The NASDAQ Composite closed lower on Friday, although well above its session low as selling eased late in the day after investors dumped heavyweight technology stocks due to concerns about high valuations and a patchy economic recovery.
The major indices regained some ground in late afternoon, although trading was still volatile.
At its lowest point of the day the tech-heavy NASDAQ fell as much as 9.9 percent from its record high reached on Wednesday and the S&P 500 dipped briefly below its pre-crisis record, reached in February, although it too closed well off session lows.
Mega-cap companies, such as Apple Inc Microsoft Inc, Amazon.com Inc and Facebook Inc, also pared losses, although of that group only Apple managed a very tiny gain for the day.
“You had a significant selloff on Thursday, some follow-through in the morning and then we stabilized. The selling was pretty fierce,” said Michael Antonelli, market strategist at Robert W. Baird & Co in Milwaukee.
“Corrections like this have been quick and severe lately. We don’t know if its over,” he said. “The fact we stabilized today could be a good sign.”
While Thursday’s selloff already reflected investor fears that valuations for the NASDAQ high-fliers had overheated, the worries were exacerbated on Friday by the Financial Times (FT) and others reporting that options trading by Japan’s Softbank Group Corp had inflated these stocks.
“We’ve started to see signs of weakness in the last few days, notably yesterday. Then you get a headline like the FT story. That really adds fuel to the fire on the downside,” said Jeffrey Kleintop, chief global investment strategist at Charles Schwab Corp in Boston.
The NASDAQ had powered the stock market’s stellar recovery from the pandemic-led crash, climbing as much as 82 percent from March lows.
The benchmark S&P 500 and the Dow Jones Industrial Average had surged about 60 percent from their troughs.

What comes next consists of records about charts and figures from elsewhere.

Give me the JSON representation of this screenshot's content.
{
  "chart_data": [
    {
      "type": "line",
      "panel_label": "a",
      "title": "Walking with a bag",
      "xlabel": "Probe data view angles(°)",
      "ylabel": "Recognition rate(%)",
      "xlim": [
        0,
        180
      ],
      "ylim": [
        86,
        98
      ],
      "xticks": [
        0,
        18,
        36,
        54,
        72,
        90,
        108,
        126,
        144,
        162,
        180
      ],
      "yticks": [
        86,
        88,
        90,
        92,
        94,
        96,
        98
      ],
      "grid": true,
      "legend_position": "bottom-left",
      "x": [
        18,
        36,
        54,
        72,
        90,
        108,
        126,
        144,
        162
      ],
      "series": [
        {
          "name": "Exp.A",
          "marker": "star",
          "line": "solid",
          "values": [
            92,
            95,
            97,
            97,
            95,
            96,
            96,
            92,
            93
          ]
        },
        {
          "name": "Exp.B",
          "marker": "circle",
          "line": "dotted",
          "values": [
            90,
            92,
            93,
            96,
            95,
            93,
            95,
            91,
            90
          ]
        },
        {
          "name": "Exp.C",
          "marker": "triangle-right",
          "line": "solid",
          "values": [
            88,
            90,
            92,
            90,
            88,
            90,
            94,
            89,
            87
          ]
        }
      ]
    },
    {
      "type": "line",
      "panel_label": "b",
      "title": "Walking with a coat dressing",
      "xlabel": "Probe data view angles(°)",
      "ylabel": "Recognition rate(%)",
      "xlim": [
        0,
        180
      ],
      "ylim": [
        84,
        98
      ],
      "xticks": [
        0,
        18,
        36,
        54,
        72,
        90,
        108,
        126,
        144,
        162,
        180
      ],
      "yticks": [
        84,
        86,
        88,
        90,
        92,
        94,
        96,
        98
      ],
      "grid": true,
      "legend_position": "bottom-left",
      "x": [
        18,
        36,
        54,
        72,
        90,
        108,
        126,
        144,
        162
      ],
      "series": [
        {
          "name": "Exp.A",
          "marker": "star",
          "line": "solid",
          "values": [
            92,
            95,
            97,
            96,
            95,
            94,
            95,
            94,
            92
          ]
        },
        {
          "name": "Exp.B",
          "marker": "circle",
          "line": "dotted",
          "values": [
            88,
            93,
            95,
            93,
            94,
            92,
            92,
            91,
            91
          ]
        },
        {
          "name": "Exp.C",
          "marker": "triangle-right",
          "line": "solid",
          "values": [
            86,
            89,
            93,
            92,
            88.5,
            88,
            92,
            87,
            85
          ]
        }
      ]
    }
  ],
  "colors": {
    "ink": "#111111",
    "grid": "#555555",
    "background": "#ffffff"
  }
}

Earlier on Friday, the US Department of Labor’s closely watched employment report showed that the unemployment rate last month improved to 8.4 percent from 10.2 percent in July, better than analysts had anticipated. However, non-farm payrolls increased less than expected.
Kleintop said that the jobs news did little to help the progress of stalled talks for a fresh COVID-19 stimulus package among sharply divided lawmakers in Washington.
“It wasn’t wonderful enough to get the market excited enough that we don’t need any more stimulus. On the other hand it wasn’t weak enough to bring the two sides in Washington together to extend that stimulus package,” he said.
The Dow Jones Industrial Average on Friday fell 159.42 points, or 0.56 percent, to close at 28,133.31, the S&P 500 lost 28.1 points, or 0.81 percent, to 3,426.96 and the NASDAQ Composite dropped 144.97 points, or 1.27 percent, to 11,313.13.
The communication services, consumer discretionary and technology indexes posted the day’s steepest percentage declines among the 11 major S&P sectors.
Only three S&P sectors ended the day higher, including financials, which was powered by a 2.2 percent gain in its bank sub-sector index.
Also, the S&P 1500 airlines sub-index rose 1.85 percent for the day.
For the week, the S&P 500 fell 2.31 percent after five consecutive weeks of gains. The Dow dropped 1.82 percent and the NASDAQ lost 3.27 percent, and clocked its biggest two-day drop since March 17 between Thursday and Friday.
Some fund managers have warned that the declines could be a preview of a rocky two months ahead of the Nov. 3 US presidential election, as institutional investors return from summer vacations and also refocus on potential economic pitfalls.
Wall Street’s fear gauge, after hitting a more than 11-week high in late morning trading, ended the day lower.
Broadcom Inc gained 3 percent after the Apple supplier forecast fourth-quarter revenue above analysts’ estimates.
Declining issues outnumbered advancing ones on the New York Stock Exchange by a 1.53-to-1 ratio; on NASDAQ, a 1.63-to-1 ratio favored decliners.
The S&P 500 posted no new 52-week highs and 1 new low; the NASDAQ Composite recorded 21 new highs and 88 new lows.
On US exchanges 11.31 billion shares changed hands, compared with the 9.29 billion average for the past 20 sessions.